Finora Mario Monti non aveva sbagliato una dichiarazione. In un paese di politici gaffeur o cialtroni, parlava come un libro stampato, senza demagogie, smargiassate, promesse al vento. Un marziano anche rispetto a quel caravanserraglio che s’è rivelato il suo governo, un frittomisto di sobrii professori e tecnici veri (come l’ottima Cancellieri), banchieri e avvocati in conflitto d’interessi, boiardi con triplo stipendio e traffichini impresentabili. Poi ha iniziato a sbracare anche lui, martonizzandosi a Matrix con la fesseria sul posto fisso “monotono”. In un paese pieno di disoccupati che non trovano il primo lavoro, invitarli a pensare al secondo o al terzo è roba da dilettanti allo sbaraglio. E difenderla con le solite scuse dell’“equivoco” e del “fuori contesto” è la classica toppa peggiore del buco.

Nel forum con Repubblica tv, poi, il premier s’è vantato di misure “incisive con le banche”: roba da ridere, visti gli innumerevoli regali che il suo governo ha fatto ai banchieri (non ai risparmiatori). S’è vantato di aver “messo una tassa sugli scudi” (una barzelletta: l’ 1,5% per chi ha evaso aliquote fino al 43% pagando appena il 5). Ha detto che “lo spread è stato usato in modo esagerato come arma contundente contro Berlusconi”, mentre fu proprio lui, quand’era ancora editorialista del Corriere, a sparare a zero su B. mentre lo spread galoppava. Sull’Ici alle chiese ha parlato, più che da decisionista, da forlaniano: “Stiamo approfondendo e stiamo andando avanti nell’approfondimento”. Wow! Poi ha promesso, anzi minacciato, “una riforma strutturale della giustizia penale e civile”: ma questa è una scelta tutta politica, che richiede una maggioranza eletta, non un governo di tecnici piovuti dal cielo per il pronto soccorso finanziario. Infine ha detto che “l’articolo 18, per come viene applicato, sconsiglia l’investimento di capitali stranieri e italiani”. Ohibò: si pensava che non si investisse in Italia a causa delle mafie, della corruzione, degli appalti truccati, del falso in bilancio legalizzato, dei tempi biblici dei processi, dell’alto costo del lavoro. Invece, in un paese pieno di licenziati, per Monti licenziare è ancora troppo difficile: bisogna poterlo fare anche senza giusta causa. E viva la faccia: dopo due mesi di penosi balletti, siamo finalmente al dunque.
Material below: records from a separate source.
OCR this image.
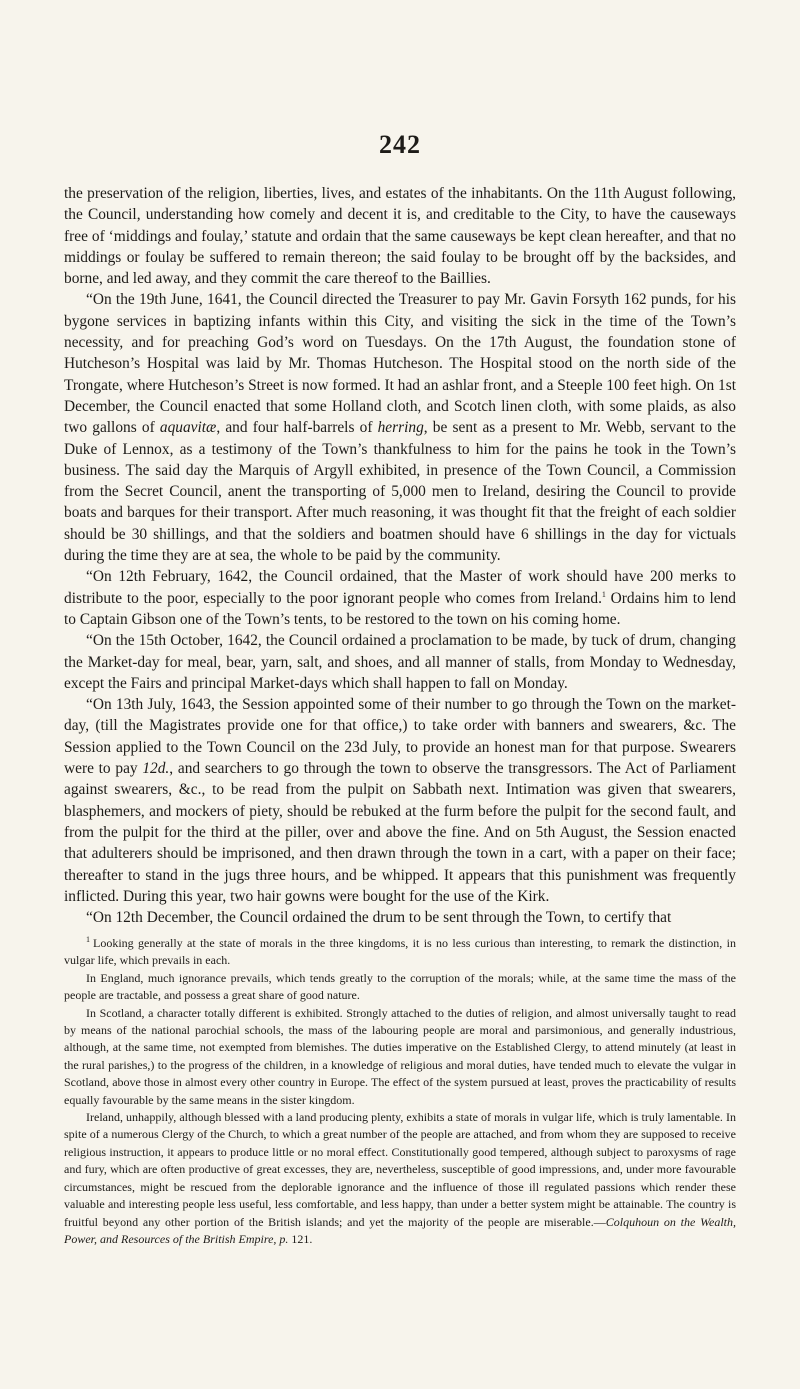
242

the preservation of the religion, liberties, lives, and estates of the inhabitants. On the 11th August following, the Council, understanding how comely and decent it is, and creditable to the City, to have the causeways free of ‘middings and foulay,’ statute and ordain that the same causeways be kept clean hereafter, and that no middings or foulay be suffered to remain thereon; the said foulay to be brought off by the backsides, and borne, and led away, and they commit the care thereof to the Baillies.

“On the 19th June, 1641, the Council directed the Treasurer to pay Mr. Gavin Forsyth 162 punds, for his bygone services in baptizing infants within this City, and visiting the sick in the time of the Town’s necessity, and for preaching God’s word on Tuesdays. On the 17th August, the foundation stone of Hutcheson’s Hospital was laid by Mr. Thomas Hutcheson. The Hospital stood on the north side of the Trongate, where Hutcheson’s Street is now formed. It had an ashlar front, and a Steeple 100 feet high. On 1st December, the Council enacted that some Holland cloth, and Scotch linen cloth, with some plaids, as also two gallons of aquavitæ, and four half-barrels of herring, be sent as a present to Mr. Webb, servant to the Duke of Lennox, as a testimony of the Town’s thankfulness to him for the pains he took in the Town’s business. The said day the Marquis of Argyll exhibited, in presence of the Town Council, a Commission from the Secret Council, anent the transporting of 5,000 men to Ireland, desiring the Council to provide boats and barques for their transport. After much reasoning, it was thought fit that the freight of each soldier should be 30 shillings, and that the soldiers and boatmen should have 6 shillings in the day for victuals during the time they are at sea, the whole to be paid by the community.

“On 12th February, 1642, the Council ordained, that the Master of work should have 200 merks to distribute to the poor, especially to the poor ignorant people who comes from Ireland.$^1$ Ordains him to lend to Captain Gibson one of the Town’s tents, to be restored to the town on his coming home.

“On the 15th October, 1642, the Council ordained a proclamation to be made, by tuck of drum, changing the Market-day for meal, bear, yarn, salt, and shoes, and all manner of stalls, from Monday to Wednesday, except the Fairs and principal Market-days which shall happen to fall on Monday.

“On 13th July, 1643, the Session appointed some of their number to go through the Town on the market-day, (till the Magistrates provide one for that office,) to take order with banners and swearers, &c. The Session applied to the Town Council on the 23d July, to provide an honest man for that purpose. Swearers were to pay 12d., and searchers to go through the town to observe the transgressors. The Act of Parliament against swearers, &c., to be read from the pulpit on Sabbath next. Intimation was given that swearers, blasphemers, and mockers of piety, should be rebuked at the furm before the pulpit for the second fault, and from the pulpit for the third at the piller, over and above the fine. And on 5th August, the Session enacted that adulterers should be imprisoned, and then drawn through the town in a cart, with a paper on their face; thereafter to stand in the jugs three hours, and be whipped. It appears that this punishment was frequently inflicted. During this year, two hair gowns were bought for the use of the Kirk.

“On 12th December, the Council ordained the drum to be sent through the Town, to certify that

$^1$ Looking generally at the state of morals in the three kingdoms, it is no less curious than interesting, to remark the distinction, in vulgar life, which prevails in each.

In England, much ignorance prevails, which tends greatly to the corruption of the morals; while, at the same time the mass of the people are tractable, and possess a great share of good nature.

In Scotland, a character totally different is exhibited. Strongly attached to the duties of religion, and almost universally taught to read by means of the national parochial schools, the mass of the labouring people are moral and parsimonious, and generally industrious, although, at the same time, not exempted from blemishes. The duties imperative on the Established Clergy, to attend minutely (at least in the rural parishes,) to the progress of the children, in a knowledge of religious and moral duties, have tended much to elevate the vulgar in Scotland, above those in almost every other country in Europe. The effect of the system pursued at least, proves the practicability of results equally favourable by the same means in the sister kingdom.

Ireland, unhappily, although blessed with a land producing plenty, exhibits a state of morals in vulgar life, which is truly lamentable. In spite of a numerous Clergy of the Church, to which a great number of the people are attached, and from whom they are supposed to receive religious instruction, it appears to produce little or no moral effect. Constitutionally good tempered, although subject to paroxysms of rage and fury, which are often productive of great excesses, they are, nevertheless, susceptible of good impressions, and, under more favourable circumstances, might be rescued from the deplorable ignorance and the influence of those ill regulated passions which render these valuable and interesting people less useful, less comfortable, and less happy, than under a better system might be attainable. The country is fruitful beyond any other portion of the British islands; and yet the majority of the people are miserable.—Colquhoun on the Wealth, Power, and Resources of the British Empire, p. 121.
Il 18 dicembre, fra un pianto e l’altro, la ministra Fornero disse al Corriere che “l’articolo 18 non è un totem” (voleva dire tabù). Poi, dinanzi alle polemiche, fece retromarcia a Porta a Porta: “Non avevo e non ho oggi in mente nulla che riguardi in modo particolare l’articolo 18. Sono stata ingenua, i giornalisti sono bravissimi a tendere trappole. Vogliamo lasciarlo stare questo articolo 18? Io sono pronta a dire che neanche lo conosco, non l’ho mai visto”. L’8 gennaio Monti smentì la retromarcia: “Niente va considerato un tabù. In questo senso il ministro Fornero ha citato l’articolo 18”. Il 30 gennaio la Fornero, in tournèe a Otto e mezzo, fece un passo avanti quasi indietro: “L’articolo 18 non è preminente, ma non deve essere un tabù e si può discutere”. E il 2 febbraio propose di sostituire il reintegro dei licenziati senza giusta causa con un indennizzo e minacciò di procedere anche contro i sindacati. Ora Monti comunica che l’articolo 18 – quello che andava “lasciato stare” e non era “preminente” – blocca addirittura gli investimenti.
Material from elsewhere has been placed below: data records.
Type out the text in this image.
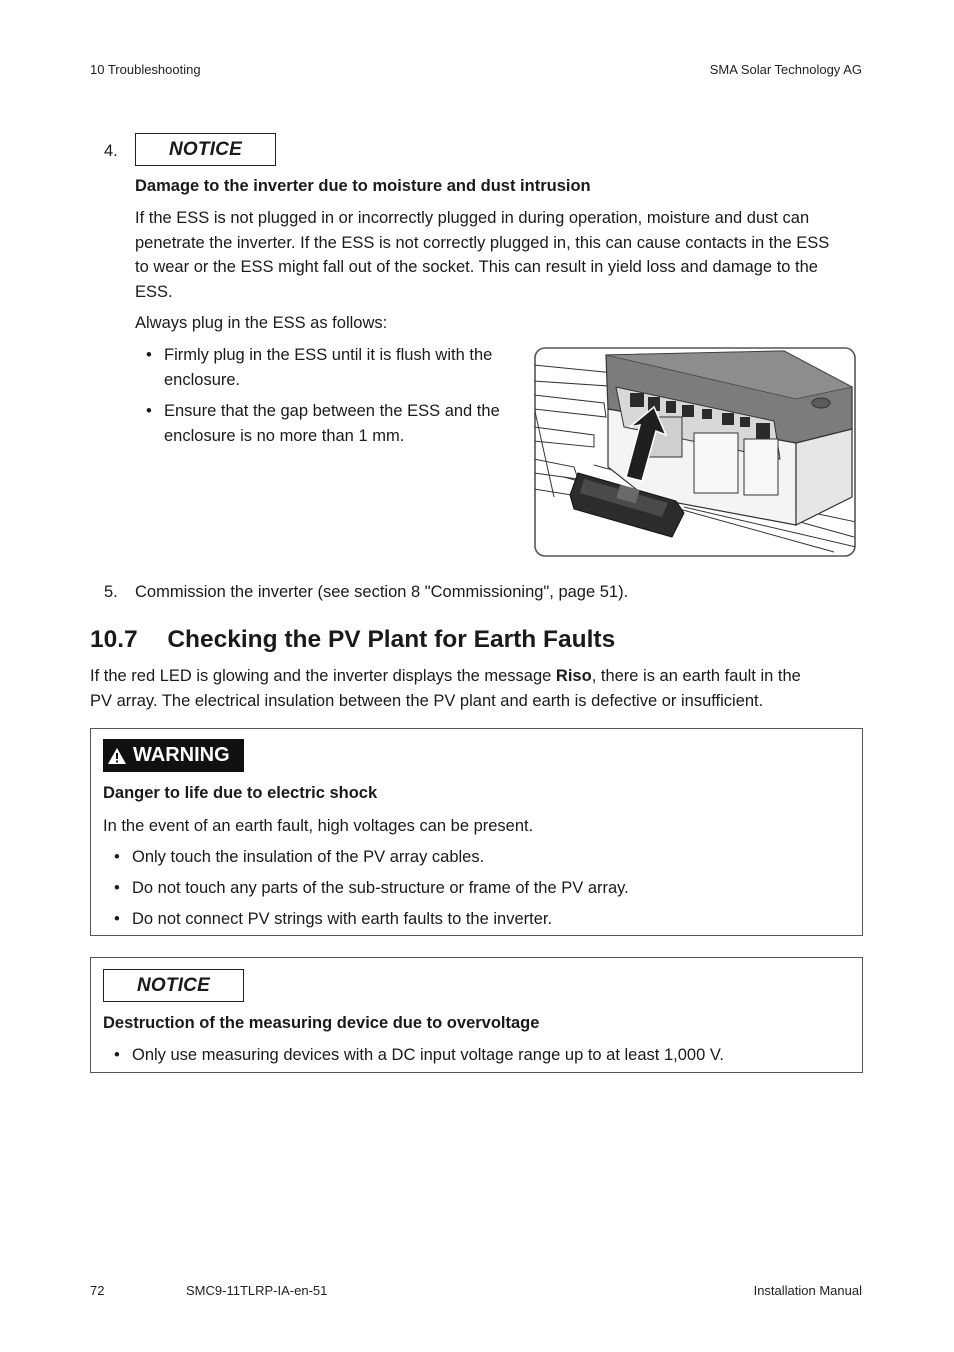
10 Troubleshooting	SMA Solar Technology AG
4.	NOTICE
Damage to the inverter due to moisture and dust intrusion
If the ESS is not plugged in or incorrectly plugged in during operation, moisture and dust can
penetrate the inverter. If the ESS is not correctly plugged in, this can cause contacts in the ESS
to wear or the ESS might fall out of the socket. This can result in yield loss and damage to the
ESS.
Always plug in the ESS as follows:
• Firmly plug in the ESS until it is flush with the
enclosure.
• Ensure that the gap between the ESS and the
enclosure is no more than 1 mm.
5. Commission the inverter (see section 8 "Commissioning", page 51).
10.7 Checking the PV Plant for Earth Faults
If the red LED is glowing and the inverter displays the message Riso, there is an earth fault in the
PV array. The electrical insulation between the PV plant and earth is defective or insufficient.
WARNING
Danger to life due to electric shock
In the event of an earth fault, high voltages can be present.
• Only touch the insulation of the PV array cables.
• Do not touch any parts of the sub-structure or frame of the PV array.
• Do not connect PV strings with earth faults to the inverter.
NOTICE
Destruction of the measuring device due to overvoltage
• Only use measuring devices with a DC input voltage range up to at least 1,000 V.
72	SMC9-11TLRP-IA-en-51	Installation Manual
Giovedì a Servizio Pubblico un cassintegrato di Pomigliano ha rivelato che, su 1300 cassintegrati riassunti, nessuno è della Fiom. Poi Santoro ha trasmesso un filmato che mostra il “gestore operativo” della Fiat di Melfi mentre minaccia mafiosamente di morte un operaio: “Ti brucio vivo, ti stacco la testa e la metto in piazza … sai di che famiglia sono?”. La Fiat ha detto o fatto qualcosa? Niente. E il governo? Niente. Sta’ a vedere che pure le minacce mafiose agli operai e le discriminazioni politiche in fabbrica sono colpa dell’articolo 18.